See textFigure 3. NAS/NOWS Incidence rate and hospital costs for treatment in the United States. Source: T.N.A. Winkelman, et al., 2018.

HIV Prevalence and HIV Diagnoses Attributed to Injection Drug Use (IDU)

See text Figure 4. New York: Estimated percent of male vs. female with new HIV diagnoses, by transmission category, 2016. Source: CDC and www.AIDSVU.org.
  • U.S. Incidence: In 2016, 9 percent (3,480) of the 39,589 new diagnoses of HIV in the United States were attributed to IDU. Among males, 6.3 percent (2,530) of new cases were transmitted via IDU or male-to-male contact and IDU. Among females, 2.3 percent (950) were transmitted via IDU (CDC).
  • U.S. Prevalence: In 2016, 991,447 Americans were living with a diagnosed HIV infection—a rate of 306.6 cases per 100,000 persons. Among males, 19.9 percent (150,4661) contracted HIV from IDU or male-to-male contact and IDU while 21 percent (50,154) of females were living with HIV attributed to IDU (CDC).
  • State Incidence: Of the new HIV cases in 2016, 2,875 occurred in New York. Among males, 8.5 percent of new HIV cases were attributed to IDU or male-to-male contact and IDU. Among females, 13.0 percent of new HIV cases were attributed to IDU (Figure 4) (AIDSVu).
  • State Prevalence: In 2015, an estimated 128,681 persons were living with a diagnosed HIV infection in New York—a rate of 768 cases per 100,000 persons. Of those, 26.1 percent of cases among males were attributed to IDU or male-to-male contact and IDU. Among females, 29.5 percent were living with HIV attributed to IDU (AIDSVu).
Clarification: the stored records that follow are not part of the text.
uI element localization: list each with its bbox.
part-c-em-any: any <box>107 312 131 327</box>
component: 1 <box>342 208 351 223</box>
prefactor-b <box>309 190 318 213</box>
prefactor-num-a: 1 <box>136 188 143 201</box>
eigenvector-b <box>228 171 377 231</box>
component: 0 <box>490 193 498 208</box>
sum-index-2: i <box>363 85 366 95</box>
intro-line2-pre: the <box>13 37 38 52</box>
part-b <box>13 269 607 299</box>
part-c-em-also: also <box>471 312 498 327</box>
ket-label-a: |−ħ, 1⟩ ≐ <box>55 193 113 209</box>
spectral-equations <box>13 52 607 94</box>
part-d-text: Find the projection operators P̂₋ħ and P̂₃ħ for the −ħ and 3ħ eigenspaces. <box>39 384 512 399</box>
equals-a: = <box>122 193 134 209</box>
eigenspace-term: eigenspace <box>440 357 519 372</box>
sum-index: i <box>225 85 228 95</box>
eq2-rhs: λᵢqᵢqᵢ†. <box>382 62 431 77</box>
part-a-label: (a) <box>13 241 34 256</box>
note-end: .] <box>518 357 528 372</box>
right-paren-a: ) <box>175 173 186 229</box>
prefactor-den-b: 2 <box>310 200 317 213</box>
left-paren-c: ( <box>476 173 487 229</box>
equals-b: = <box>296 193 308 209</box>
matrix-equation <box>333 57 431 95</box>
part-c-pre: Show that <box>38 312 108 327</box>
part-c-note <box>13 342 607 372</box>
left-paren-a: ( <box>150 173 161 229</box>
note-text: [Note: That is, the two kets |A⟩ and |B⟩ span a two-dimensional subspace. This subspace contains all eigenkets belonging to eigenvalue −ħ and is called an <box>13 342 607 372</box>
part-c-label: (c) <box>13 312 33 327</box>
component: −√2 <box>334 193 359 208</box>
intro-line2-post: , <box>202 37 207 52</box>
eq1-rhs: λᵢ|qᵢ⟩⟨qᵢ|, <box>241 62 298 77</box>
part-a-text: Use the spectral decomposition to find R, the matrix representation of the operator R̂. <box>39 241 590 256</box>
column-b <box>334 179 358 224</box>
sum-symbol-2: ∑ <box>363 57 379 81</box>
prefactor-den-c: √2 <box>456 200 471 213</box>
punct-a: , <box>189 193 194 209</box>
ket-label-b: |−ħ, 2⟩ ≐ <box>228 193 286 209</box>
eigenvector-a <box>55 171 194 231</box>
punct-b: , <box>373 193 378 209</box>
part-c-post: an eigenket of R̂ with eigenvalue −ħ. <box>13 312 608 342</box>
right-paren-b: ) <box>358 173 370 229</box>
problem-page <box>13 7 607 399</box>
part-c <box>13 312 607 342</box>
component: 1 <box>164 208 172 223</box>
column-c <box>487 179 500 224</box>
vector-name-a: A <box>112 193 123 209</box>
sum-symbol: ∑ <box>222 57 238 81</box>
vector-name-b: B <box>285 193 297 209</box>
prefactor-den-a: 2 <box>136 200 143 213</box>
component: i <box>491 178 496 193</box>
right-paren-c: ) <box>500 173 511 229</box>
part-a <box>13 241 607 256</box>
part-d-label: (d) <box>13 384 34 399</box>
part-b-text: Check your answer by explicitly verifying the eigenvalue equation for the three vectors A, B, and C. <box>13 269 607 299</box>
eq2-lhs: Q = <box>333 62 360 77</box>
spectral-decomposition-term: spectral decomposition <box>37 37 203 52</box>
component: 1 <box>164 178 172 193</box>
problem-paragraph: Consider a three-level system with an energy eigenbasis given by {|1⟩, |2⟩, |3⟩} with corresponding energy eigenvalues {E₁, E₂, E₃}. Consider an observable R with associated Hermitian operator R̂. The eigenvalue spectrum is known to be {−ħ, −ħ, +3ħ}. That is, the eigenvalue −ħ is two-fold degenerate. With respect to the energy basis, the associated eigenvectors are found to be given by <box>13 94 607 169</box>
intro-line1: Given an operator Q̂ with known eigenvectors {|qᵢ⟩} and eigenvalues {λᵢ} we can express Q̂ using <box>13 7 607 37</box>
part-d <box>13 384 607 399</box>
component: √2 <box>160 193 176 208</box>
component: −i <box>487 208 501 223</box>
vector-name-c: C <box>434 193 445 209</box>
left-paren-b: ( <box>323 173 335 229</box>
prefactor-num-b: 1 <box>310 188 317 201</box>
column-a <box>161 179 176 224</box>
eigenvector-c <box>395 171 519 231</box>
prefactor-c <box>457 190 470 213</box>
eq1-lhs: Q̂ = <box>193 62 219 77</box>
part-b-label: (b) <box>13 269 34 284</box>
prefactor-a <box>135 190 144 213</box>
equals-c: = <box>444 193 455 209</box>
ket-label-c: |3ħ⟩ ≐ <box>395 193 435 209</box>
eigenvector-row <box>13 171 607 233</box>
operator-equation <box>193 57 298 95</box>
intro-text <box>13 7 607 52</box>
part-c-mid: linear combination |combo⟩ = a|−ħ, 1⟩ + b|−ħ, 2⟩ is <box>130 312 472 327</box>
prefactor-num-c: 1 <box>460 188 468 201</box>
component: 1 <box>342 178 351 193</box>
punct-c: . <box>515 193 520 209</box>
Hepatitis C (HCV) Prevalence and HCV Diagnoses Attributed to Injection Drug Use1

  • U.S. Incidence: In 2016, there were an estimated 41,200 new cases of acute HCV2 (CDC). Among case reports that contain information about IDU, 68.6 percent indicated use of injection drugs (CDC).
  • U.S. Prevalence: An estimated 2.4 million Americans are living with HCV based on 2013-2016 annual averages (CDC).
  • State Incidence: There were approximately 179 new cases of acute HCV (0.9 per 100,000 persons) reported in New York in 2016 (CDC).
  • State Prevalence: In New York, there are an estimated 36,800 persons living with Hepatitis C (2013-2016 annual average), a rate of 900 cases per 100,000 persons (HepVu).
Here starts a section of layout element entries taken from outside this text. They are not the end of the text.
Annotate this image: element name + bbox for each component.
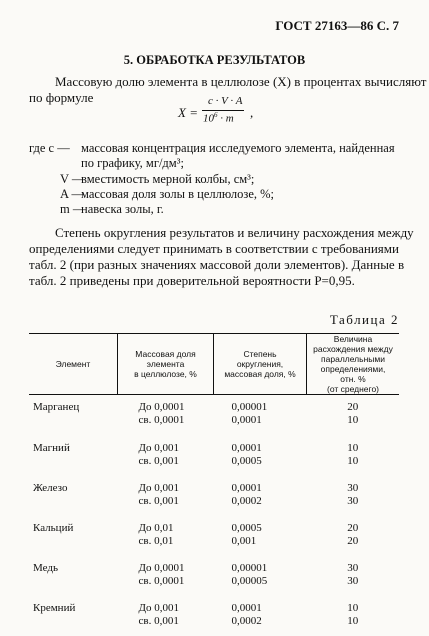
header-line: элемента	[118, 359, 213, 369]
cell-fraction	[118, 596, 214, 636]
cell-rounding-line: 0,0005	[232, 522, 307, 535]
cell-fraction-line: св. 0,001	[139, 615, 214, 628]
cell-difference	[307, 395, 400, 436]
cell-difference-line: 20	[307, 535, 400, 548]
header-line: Степень	[214, 349, 306, 359]
header-line: расхождения между	[307, 344, 399, 354]
header-rounding	[214, 334, 307, 395]
cell-rounding-line: 0,0001	[232, 482, 307, 495]
rounding-line: Степень округления результатов и величину расхождения между	[55, 224, 414, 241]
rounding-line: табл. 2 (при разных значениях массовой доли элементов). Данные в	[29, 256, 404, 273]
definition-symbol: A —	[60, 187, 84, 202]
header-line: в целлюлозе, %	[118, 369, 213, 379]
formula-numerator: c · V · A	[208, 95, 242, 107]
cell-difference-line: 10	[307, 414, 400, 427]
cell-fraction-line: До 0,001	[139, 442, 214, 455]
cell-difference-line: 20	[307, 401, 400, 414]
header-line: Массовая доля	[118, 349, 213, 359]
cell-difference-line: 30	[307, 575, 400, 588]
cell-rounding-line: 0,00005	[232, 575, 307, 588]
formula-fraction	[202, 95, 248, 127]
cell-element: Марганец	[29, 395, 118, 436]
table-title: Таблица 2	[330, 312, 399, 328]
cell-rounding-line: 0,0001	[232, 602, 307, 615]
formula-lhs: X =	[178, 105, 198, 120]
cell-difference	[307, 556, 400, 596]
header-line: отн. %	[307, 374, 399, 384]
cell-rounding-line: 0,00001	[232, 562, 307, 575]
table-body	[29, 395, 399, 636]
cell-fraction-line: св. 0,0001	[139, 575, 214, 588]
definition-symbol: где c —	[29, 141, 70, 156]
definition-text: вместимость мерной колбы, см³;	[81, 172, 254, 187]
cell-rounding	[214, 596, 307, 636]
formula	[178, 105, 198, 121]
den-exponent: 6	[214, 111, 218, 119]
cell-rounding-line: 0,0002	[232, 495, 307, 508]
cell-element: Магний	[29, 435, 118, 476]
rounding-line: определениями следует принимать в соответствии с требованиями	[29, 240, 399, 257]
table-row	[29, 435, 399, 476]
section-title: 5. ОБРАБОТКА РЕЗУЛЬТАТОВ	[0, 53, 429, 68]
definition-text: массовая доля золы в целлюлозе, %;	[81, 187, 274, 202]
cell-fraction-line: До 0,0001	[139, 562, 214, 575]
header-line: Элемент	[29, 359, 117, 369]
cell-fraction	[118, 476, 214, 516]
cell-fraction-line: До 0,0001	[139, 401, 214, 414]
page-header: ГОСТ 27163—86 С. 7	[275, 18, 399, 34]
intro-line-1: Массовую долю элемента в целлюлозе (X) в процентах вычисляют	[55, 73, 426, 90]
cell-difference	[307, 516, 400, 556]
cell-difference-line: 30	[307, 495, 400, 508]
header-line: параллельными	[307, 354, 399, 364]
cell-rounding	[214, 556, 307, 596]
cell-element: Медь	[29, 556, 118, 596]
header-line: Величина	[307, 334, 399, 344]
cell-fraction	[118, 435, 214, 476]
cell-rounding-line: 0,0001	[232, 442, 307, 455]
den-rest: · m	[218, 113, 234, 125]
definition-text: массовая концентрация исследуемого элемента, найденная	[81, 141, 395, 156]
header-line: определениями,	[307, 364, 399, 374]
header-element	[29, 334, 118, 395]
intro-line-2: по формуле	[29, 89, 93, 106]
table-row	[29, 556, 399, 596]
cell-fraction	[118, 516, 214, 556]
cell-fraction	[118, 395, 214, 436]
cell-difference-line: 30	[307, 482, 400, 495]
cell-difference	[307, 596, 400, 636]
cell-fraction-line: св. 0,001	[139, 495, 214, 508]
header-line: округления,	[214, 359, 306, 369]
cell-fraction	[118, 556, 214, 596]
definition-symbol: m —	[60, 202, 85, 217]
definition-text: навеска золы, г.	[81, 202, 164, 217]
definition-symbol: V —	[60, 172, 84, 187]
cell-rounding-line: 0,0002	[232, 615, 307, 628]
cell-rounding-line: 0,001	[232, 535, 307, 548]
cell-rounding	[214, 516, 307, 556]
formula-denominator	[203, 111, 234, 125]
cell-fraction-line: св. 0,0001	[139, 414, 214, 427]
cell-rounding	[214, 476, 307, 516]
rounding-line: табл. 2 приведены при доверительной вероятности P=0,95.	[29, 272, 355, 289]
cell-rounding-line: 0,00001	[232, 401, 307, 414]
table-header-row	[29, 334, 399, 395]
cell-element: Кремний	[29, 596, 118, 636]
cell-rounding-line: 0,0005	[232, 455, 307, 468]
header-fraction	[118, 334, 214, 395]
cell-rounding	[214, 435, 307, 476]
cell-fraction-line: св. 0,001	[139, 455, 214, 468]
cell-fraction-line: св. 0,01	[139, 535, 214, 548]
results-table	[29, 333, 399, 636]
header-line: (от среднего)	[307, 384, 399, 394]
definition-text: по графику, мг/дм³;	[81, 156, 184, 171]
table-row	[29, 476, 399, 516]
cell-difference-line: 10	[307, 442, 400, 455]
table-row	[29, 596, 399, 636]
cell-element: Железо	[29, 476, 118, 516]
cell-difference-line: 20	[307, 522, 400, 535]
cell-difference-line: 10	[307, 602, 400, 615]
table-row	[29, 395, 399, 436]
cell-difference-line: 10	[307, 455, 400, 468]
header-difference	[307, 334, 400, 395]
cell-fraction-line: До 0,001	[139, 602, 214, 615]
cell-difference	[307, 435, 400, 476]
den-base: 10	[203, 113, 214, 125]
cell-fraction-line: До 0,01	[139, 522, 214, 535]
cell-difference-line: 30	[307, 562, 400, 575]
cell-rounding	[214, 395, 307, 436]
cell-rounding-line: 0,0001	[232, 414, 307, 427]
header-line: массовая доля, %	[214, 369, 306, 379]
cell-difference	[307, 476, 400, 516]
cell-difference-line: 10	[307, 615, 400, 628]
formula-tail: ,	[250, 105, 253, 121]
table-row	[29, 516, 399, 556]
cell-element: Кальций	[29, 516, 118, 556]
cell-fraction-line: До 0,001	[139, 482, 214, 495]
The National Institute of Health Funds Center of Excellence in Pain Education

This is the logo for the NIH Pain Consortium: Centers of Excellence in Pain Education.
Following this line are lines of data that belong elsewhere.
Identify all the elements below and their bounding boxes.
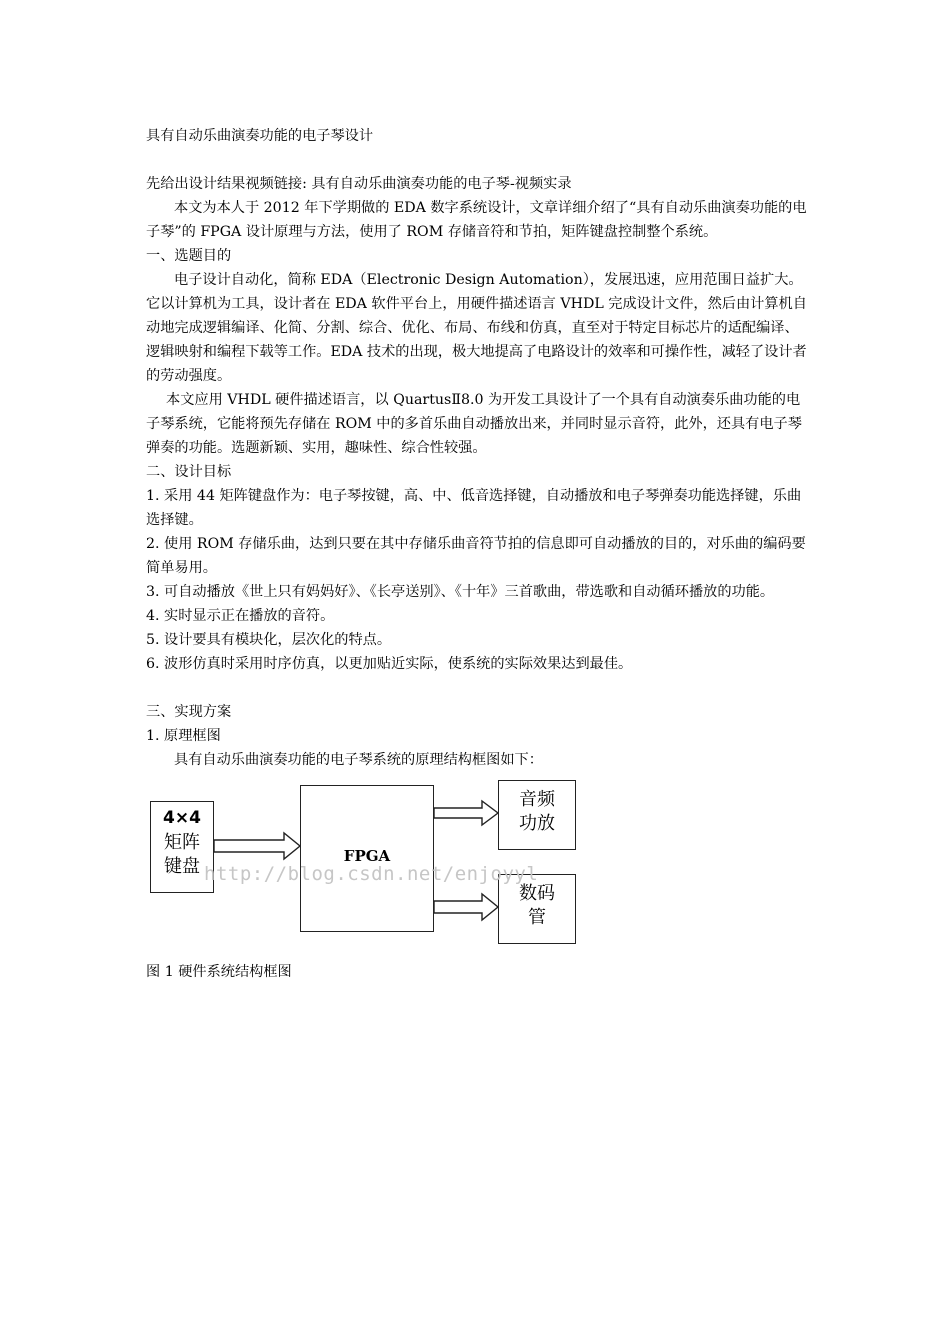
blog-watermark: http://blog.csdn.net/enjoyyl	[204, 863, 539, 885]
audio-amp-label-1: 音频	[519, 789, 555, 810]
document-page	[146, 124, 810, 984]
goal-item: 1. 采用 44 矩阵键盘作为：电子琴按键，高、中、低音选择键，自动播放和电子琴弹奏功能选择键，乐曲选择键。	[146, 488, 802, 528]
display-label-1: 数码	[519, 883, 555, 904]
block-diagram	[146, 780, 586, 950]
section-1-heading: 一、选题目的	[146, 248, 232, 264]
keypad-label-3: 键盘	[164, 856, 200, 877]
keypad-label-1: 4×4	[163, 808, 201, 828]
section-1-paragraph-1: 电子设计自动化，简称 EDA（Electronic Design Automation），发展迅速，应用范围日益扩大。它以计算机为工具，设计者在 EDA 软件平台上，用硬件描述语言 VHDL 完成设计文件，然后由计算机自动地完成逻辑编译、化简、分割、综合、优化、布局、布线和仿真，直至对于特定目标芯片的适配编译、逻辑映射和编程下载等工作。EDA 技术的出现，极大地提高了电路设计的效率和可操作性，减轻了设计者的劳动强度。	[146, 272, 807, 384]
section-2-heading: 二、设计目标	[146, 464, 232, 480]
keypad-label-2: 矩阵	[164, 832, 200, 853]
audio-amp-label-2: 功放	[519, 813, 555, 834]
display-label-2: 管	[528, 907, 546, 928]
fpga-box	[300, 785, 434, 932]
goal-item: 4. 实时显示正在播放的音符。	[146, 608, 335, 624]
diagram-description: 具有自动乐曲演奏功能的电子琴系统的原理结构框图如下：	[174, 752, 543, 768]
figure-caption: 图 1 硬件系统结构框图	[146, 964, 292, 980]
section-1-paragraph-2: 本文应用 VHDL 硬件描述语言，以 QuartusⅡ8.0 为开发工具设计了一个具有自动演奏乐曲功能的电子琴系统，它能将预先存储在 ROM 中的多首乐曲自动播放出来，并同时显示音符，此外，还具有电子琴弹奏的功能。选题新颖、实用，趣味性、综合性较强。	[146, 392, 802, 456]
fpga-to-audio-arrow	[434, 801, 498, 825]
intro-paragraph: 本文为本人于 2012 年下学期做的 EDA 数字系统设计，文章详细介绍了“具有自动乐曲演奏功能的电子琴”的 FPGA 设计原理与方法，使用了 ROM 存储音符和节拍，矩阵键盘控制整个系统。	[146, 200, 807, 240]
goal-item: 6. 波形仿真时采用时序仿真，以更加贴近实际，使系统的实际效果达到最佳。	[146, 656, 633, 672]
audio-amp-box	[498, 780, 576, 850]
fpga-label: FPGA	[343, 847, 391, 865]
video-link-line: 先给出设计结果视频链接: 具有自动乐曲演奏功能的电子琴-视频实录	[146, 176, 572, 192]
goal-item: 3. 可自动播放《世上只有妈妈好》、《长亭送别》、《十年》三首歌曲，带选歌和自动循环播放的功能。	[146, 584, 775, 600]
keypad-to-fpga-arrow	[214, 833, 300, 859]
goal-item: 2. 使用 ROM 存储乐曲，达到只要在其中存储乐曲音符节拍的信息即可自动播放的目的，对乐曲的编码要简单易用。	[146, 536, 806, 576]
goal-item: 5. 设计要具有模块化，层次化的特点。	[146, 632, 392, 648]
section-3-subheading: 1. 原理框图	[146, 728, 221, 744]
section-3-heading: 三、实现方案	[146, 704, 232, 720]
document-title: 具有自动乐曲演奏功能的电子琴设计	[146, 128, 374, 144]
fpga-to-display-arrow	[434, 894, 498, 920]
New York is home to one of the eleven Centers of Excellence in Pain Education (CoEPEs): The Rochester Area Collaborative Center of Excellence in Pain Education. The CoEPEs act as hubs for the development, evaluation, and distribution of pain management curriculum resources for medical, dental, nursing, pharmacy and other schools to improve how health care professionals are taught about pain and its treatment.

Additional Resources

NIH RePORTER FY2018 NIH-funded projects related to opioid use and use disorder in New York: 49

Notes

  1. Not all states collect or report data on the incidence or prevalence of Hepatitis C or on how Hepatitis C is transmitted. When available, the data will be included.
  2. Actual acute cases are estimated to be 13.9 times the number of reported cases in any year.